“Thanksgiving and the Divine Guidance” American Sentinel 14, 43, p. 682.

THE President has issued the customary annual Thanksgiving proclamation, setting apart November 30 as a day on which he advises that religious exercises “be conducted in the churches and meeting places of all denominations,” and that “prayers may be offered to the Most High for a continuance of the divine guidance.” He also recommends that “so far as may be found practicable, labor shall cease from its accustomed to oil, and charity abound for the sick, the needy, and the poor.”

From this point of view, it is evident, all religions in the land that are represented by a congregation, no matter how they may conflict with one another, are considered equally good as a means of approaching the Most High. This impossible state of things must be assumed by the civil executive in order to avoid partiality and the arousing of religious controversy.

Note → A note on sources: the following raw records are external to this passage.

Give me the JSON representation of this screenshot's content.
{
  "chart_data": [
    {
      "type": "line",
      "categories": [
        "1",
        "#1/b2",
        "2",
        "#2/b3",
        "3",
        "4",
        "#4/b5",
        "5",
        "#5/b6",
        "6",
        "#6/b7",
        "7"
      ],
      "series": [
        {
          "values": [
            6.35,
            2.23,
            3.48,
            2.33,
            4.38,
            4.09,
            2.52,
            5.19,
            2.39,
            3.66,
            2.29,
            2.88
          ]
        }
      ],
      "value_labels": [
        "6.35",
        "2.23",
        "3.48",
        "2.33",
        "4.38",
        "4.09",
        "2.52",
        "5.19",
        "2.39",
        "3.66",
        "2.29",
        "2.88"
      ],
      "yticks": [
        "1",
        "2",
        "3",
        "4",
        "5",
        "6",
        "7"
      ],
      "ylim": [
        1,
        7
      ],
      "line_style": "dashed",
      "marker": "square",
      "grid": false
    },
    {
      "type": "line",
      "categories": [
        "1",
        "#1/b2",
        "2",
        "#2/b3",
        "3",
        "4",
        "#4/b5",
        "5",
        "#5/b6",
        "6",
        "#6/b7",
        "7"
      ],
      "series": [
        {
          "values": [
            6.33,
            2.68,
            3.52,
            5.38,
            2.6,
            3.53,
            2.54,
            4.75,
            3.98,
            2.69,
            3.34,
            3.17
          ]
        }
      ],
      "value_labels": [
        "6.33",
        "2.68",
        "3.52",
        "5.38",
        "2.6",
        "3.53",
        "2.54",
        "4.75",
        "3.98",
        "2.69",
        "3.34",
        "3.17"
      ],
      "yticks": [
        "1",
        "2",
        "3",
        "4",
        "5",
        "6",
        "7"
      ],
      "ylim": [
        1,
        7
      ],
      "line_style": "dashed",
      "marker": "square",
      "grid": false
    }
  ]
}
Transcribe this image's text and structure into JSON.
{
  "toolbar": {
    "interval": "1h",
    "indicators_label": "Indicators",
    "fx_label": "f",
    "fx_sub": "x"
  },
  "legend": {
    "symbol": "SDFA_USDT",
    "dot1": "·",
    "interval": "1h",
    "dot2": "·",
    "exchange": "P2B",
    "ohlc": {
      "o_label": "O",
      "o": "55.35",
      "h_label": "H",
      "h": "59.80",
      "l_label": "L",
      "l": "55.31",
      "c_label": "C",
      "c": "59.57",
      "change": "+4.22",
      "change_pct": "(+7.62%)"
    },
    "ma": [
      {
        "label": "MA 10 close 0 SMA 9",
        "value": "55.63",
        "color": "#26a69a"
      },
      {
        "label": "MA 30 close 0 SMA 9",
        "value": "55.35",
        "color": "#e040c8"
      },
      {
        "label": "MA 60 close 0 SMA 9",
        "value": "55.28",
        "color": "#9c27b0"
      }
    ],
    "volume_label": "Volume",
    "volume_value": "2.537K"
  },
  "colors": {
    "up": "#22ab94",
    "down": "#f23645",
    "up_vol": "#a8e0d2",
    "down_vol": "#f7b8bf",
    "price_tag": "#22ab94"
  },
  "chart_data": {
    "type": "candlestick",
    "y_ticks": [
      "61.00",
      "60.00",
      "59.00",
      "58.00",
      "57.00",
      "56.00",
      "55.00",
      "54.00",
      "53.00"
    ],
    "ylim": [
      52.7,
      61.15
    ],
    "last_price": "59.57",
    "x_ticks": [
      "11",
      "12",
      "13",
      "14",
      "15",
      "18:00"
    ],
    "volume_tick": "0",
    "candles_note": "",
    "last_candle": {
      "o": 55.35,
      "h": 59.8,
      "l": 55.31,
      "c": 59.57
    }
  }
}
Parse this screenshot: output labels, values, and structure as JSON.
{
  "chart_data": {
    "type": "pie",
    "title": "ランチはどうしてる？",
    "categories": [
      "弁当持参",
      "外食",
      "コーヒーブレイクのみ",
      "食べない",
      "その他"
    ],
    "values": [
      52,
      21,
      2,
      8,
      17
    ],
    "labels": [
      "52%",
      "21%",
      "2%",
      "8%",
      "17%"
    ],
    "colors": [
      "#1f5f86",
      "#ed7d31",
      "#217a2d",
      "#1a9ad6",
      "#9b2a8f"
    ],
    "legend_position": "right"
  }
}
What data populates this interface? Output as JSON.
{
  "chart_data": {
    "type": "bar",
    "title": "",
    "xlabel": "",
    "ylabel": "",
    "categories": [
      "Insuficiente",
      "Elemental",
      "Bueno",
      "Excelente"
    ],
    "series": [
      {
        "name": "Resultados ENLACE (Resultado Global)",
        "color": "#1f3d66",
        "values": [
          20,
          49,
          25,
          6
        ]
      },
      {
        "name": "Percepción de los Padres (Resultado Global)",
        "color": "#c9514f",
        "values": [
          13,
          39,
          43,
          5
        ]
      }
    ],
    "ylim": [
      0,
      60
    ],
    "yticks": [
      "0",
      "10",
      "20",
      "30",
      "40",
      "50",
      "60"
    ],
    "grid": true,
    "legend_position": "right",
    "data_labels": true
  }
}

As regards the divine guidance to be sought, there is no doubt it is greatly needed. But a point which should be kept in mind in connection with this exercise, is that God has already given all men and nations directions for their guidance in his holy Word. It is useless to pray for guidance and not search the Word wherein are laid down the rules of all right conduct. To have exhorted the people to a study of the Scriptures would have been fully consistent with the rest of the proclamation.

The Word of God, however, would be searched in vain for any warrant for engaging in war; and if people are really anxious for divine guidance, they can find it abundantly on this point in the teachings of Christ and the apostles. But does the nation want to be guided that way?